Methods: We searched for systematic reviews with meta-analyses that investigated anaesthesia interventions.We randomly selected 50 meta-analyses that reported a statistically significant dichotomous outcome in their abstract. We applied TSA to these meta-analyses, using two main TSA approaches: relative risk reduction (RRR) 20% and RRR corresponding to the border of the conventional 95% confidence interval (CI) closest to the null.

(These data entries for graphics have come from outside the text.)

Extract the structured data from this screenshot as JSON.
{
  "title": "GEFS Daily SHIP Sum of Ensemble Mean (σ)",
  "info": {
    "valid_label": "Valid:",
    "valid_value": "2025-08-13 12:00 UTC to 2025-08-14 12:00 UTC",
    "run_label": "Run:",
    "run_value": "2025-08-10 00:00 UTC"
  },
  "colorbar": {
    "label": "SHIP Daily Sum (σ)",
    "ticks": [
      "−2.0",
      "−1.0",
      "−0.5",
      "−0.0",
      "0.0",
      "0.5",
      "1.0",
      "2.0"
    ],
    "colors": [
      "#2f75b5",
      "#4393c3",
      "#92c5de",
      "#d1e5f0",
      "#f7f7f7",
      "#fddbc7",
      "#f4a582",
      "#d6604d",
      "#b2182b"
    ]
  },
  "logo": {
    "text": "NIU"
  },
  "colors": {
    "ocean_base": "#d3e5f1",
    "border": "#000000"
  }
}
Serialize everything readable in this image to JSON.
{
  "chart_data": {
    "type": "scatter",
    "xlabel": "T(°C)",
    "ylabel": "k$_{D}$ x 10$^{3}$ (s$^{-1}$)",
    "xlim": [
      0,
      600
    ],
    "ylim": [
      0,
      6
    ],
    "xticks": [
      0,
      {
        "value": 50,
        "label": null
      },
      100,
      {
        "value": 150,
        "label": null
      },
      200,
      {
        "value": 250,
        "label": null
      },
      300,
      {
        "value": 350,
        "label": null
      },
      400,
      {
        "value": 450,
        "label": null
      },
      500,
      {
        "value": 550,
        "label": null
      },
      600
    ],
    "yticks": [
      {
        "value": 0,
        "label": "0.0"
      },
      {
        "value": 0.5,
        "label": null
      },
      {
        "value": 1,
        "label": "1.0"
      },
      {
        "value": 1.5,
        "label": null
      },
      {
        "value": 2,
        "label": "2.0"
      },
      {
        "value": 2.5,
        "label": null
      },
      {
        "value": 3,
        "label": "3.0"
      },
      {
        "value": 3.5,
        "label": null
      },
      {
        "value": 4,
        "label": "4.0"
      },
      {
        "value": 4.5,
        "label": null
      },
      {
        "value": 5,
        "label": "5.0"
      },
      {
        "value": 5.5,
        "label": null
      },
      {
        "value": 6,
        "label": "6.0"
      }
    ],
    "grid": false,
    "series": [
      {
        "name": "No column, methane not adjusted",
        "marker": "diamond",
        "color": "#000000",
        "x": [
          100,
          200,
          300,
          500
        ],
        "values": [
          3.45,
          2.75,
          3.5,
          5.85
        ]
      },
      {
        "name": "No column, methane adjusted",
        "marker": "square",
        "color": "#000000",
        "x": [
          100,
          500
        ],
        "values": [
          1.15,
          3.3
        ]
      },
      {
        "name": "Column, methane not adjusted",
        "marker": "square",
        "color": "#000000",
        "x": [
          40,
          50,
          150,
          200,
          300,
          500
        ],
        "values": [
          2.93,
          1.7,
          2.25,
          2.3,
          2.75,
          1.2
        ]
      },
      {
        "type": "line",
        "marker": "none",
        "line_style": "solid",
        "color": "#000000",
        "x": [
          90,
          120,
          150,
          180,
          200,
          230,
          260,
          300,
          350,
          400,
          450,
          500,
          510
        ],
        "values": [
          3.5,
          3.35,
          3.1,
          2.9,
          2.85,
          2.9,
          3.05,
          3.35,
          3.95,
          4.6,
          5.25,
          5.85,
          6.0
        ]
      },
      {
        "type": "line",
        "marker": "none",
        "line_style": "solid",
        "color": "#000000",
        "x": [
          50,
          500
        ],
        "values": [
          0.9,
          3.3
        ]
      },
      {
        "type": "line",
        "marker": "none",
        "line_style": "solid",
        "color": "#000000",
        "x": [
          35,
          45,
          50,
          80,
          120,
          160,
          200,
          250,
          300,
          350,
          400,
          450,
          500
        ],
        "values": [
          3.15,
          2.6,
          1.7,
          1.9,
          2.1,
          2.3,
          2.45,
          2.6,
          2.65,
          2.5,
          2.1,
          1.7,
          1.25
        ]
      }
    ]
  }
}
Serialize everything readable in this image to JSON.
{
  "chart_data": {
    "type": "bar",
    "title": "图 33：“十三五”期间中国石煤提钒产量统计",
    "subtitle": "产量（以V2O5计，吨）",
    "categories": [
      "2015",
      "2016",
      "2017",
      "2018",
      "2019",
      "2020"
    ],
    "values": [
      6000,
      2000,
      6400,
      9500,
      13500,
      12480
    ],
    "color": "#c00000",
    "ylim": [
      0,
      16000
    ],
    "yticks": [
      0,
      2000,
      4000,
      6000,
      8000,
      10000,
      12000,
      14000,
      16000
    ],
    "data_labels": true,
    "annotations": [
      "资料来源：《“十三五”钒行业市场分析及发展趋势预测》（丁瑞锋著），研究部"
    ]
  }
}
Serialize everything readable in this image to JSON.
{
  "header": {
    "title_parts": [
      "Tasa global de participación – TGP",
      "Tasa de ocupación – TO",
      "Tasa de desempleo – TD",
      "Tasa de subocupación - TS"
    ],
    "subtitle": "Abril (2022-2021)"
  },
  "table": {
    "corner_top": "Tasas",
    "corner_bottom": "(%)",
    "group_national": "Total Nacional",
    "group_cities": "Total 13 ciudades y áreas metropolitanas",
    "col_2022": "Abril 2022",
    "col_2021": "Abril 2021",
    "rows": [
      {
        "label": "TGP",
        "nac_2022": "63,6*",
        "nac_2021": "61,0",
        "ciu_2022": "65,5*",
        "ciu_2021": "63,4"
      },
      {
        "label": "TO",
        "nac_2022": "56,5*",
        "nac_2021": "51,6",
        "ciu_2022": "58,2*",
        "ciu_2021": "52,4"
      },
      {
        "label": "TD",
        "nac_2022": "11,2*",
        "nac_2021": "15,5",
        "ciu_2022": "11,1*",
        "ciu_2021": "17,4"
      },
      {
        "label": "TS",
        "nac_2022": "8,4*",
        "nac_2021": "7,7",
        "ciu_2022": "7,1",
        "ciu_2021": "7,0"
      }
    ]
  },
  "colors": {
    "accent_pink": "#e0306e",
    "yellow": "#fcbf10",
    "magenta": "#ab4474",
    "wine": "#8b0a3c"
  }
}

We calculated the power achieved by each included meta-analysis, using each TSA approach, and we calculated the proportion that maintained statistical significance when allowing for sparse data and repeated updates.
Results: In our sample, the median number of trials included was eight (interquartile range (IQR) 5 to 14), the median number of participants was 964 (IQR 523 to 1736) and the median number of events was 202 (IQR 96 to 443). Using both of our main TSA approaches, only 12% (95% CI 5% to 25%) of the meta-analyses had power ≥ 80%, and only 32% (95% CI 20% to 47%) of the meta-analyses preserved the risk of type I below 5%.
Conclusion: The majority of nominally statistically significant meta-analyses of anesthesia interventions are underpowered, and a large proportion do not maintain their risk of type 1 error below 5% if TSA monitoring boundaries are applied. A consideration of the effect of sparse data and repeated updates is needed when assessing imprecision in anaesthesia meta-analyses.